After that January announcement, the numbers of unauthorized border crossings declined to their lowest levels in almost two years.


The administration celebrated this downturn in public statements, and referenced it last week in the over 100-page document that lays out the new border policy proposal. According to that document, officials were worried that the expiration of pandemic-era border measures in May could drive border apprehensions as high as 13,000 a day.

That number, the administration judged, would be a disaster that would strain resources, lead to overcrowding at border facilities, and pose safety concerns. To avoid it, they decided, the asylum process had to be restructured.

“Between Congress and an outdated immigration system and unabating high numbers, [plus] the specter of much higher numbers, we were sort of painted into a corner,” a fourth Biden official explained.

But the biggest problem, a fifth Biden official argued, was the focus by the news media and the government on the number of border crossings — which are up all over the world as migration surges everywhere — rather than on how the U.S. treats migrants.

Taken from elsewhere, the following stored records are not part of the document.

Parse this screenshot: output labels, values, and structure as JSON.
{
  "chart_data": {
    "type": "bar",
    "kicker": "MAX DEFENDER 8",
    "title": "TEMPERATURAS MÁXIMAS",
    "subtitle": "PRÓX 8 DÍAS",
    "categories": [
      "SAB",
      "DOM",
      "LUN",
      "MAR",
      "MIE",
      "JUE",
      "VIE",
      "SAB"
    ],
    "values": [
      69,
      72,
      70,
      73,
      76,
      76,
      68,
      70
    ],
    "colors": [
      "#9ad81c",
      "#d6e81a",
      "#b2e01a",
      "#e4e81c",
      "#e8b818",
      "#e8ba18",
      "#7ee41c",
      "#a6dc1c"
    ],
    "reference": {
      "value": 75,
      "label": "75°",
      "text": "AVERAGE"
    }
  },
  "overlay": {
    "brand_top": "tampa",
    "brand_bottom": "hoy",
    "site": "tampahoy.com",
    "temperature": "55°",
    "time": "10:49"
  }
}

“The fundamental problem is that the entire focus and the entire concept of controlling the border means reducing numbers. If you think that’s what it means, it is a losing battle,” the official said. “The public measurement [of success] is how to lower numbers, so policies get written to lower numbers. That’s what everyone is looking for.”

If the Biden proposal is finalized, the administration will likely face lawsuits from the American Civil Liberties Union and other nongovernmental groups that fought to block the Trump administration’s immigration policies. The public also has 30 days to offer comments on the proposal before officials finalize it.


With the new policies on the horizon, some asylum officers are beginning to openly consider leaving their jobs, said Michael Knowles, spokesperson for the American Federation of Government Employees Council 119, the union that represents them.

“The anxiety meters are soaring,” said Knowles, a 30-year veteran of the asylum officer corps, who says some are wondering: “Am I going to have to make a choice between my calling, my livelihood to be a refugee protector, or leaving as a matter of conscience?”

He said that the last time he witnessed so many asylum officers consider leaving the job was years ago, during the Trump administration.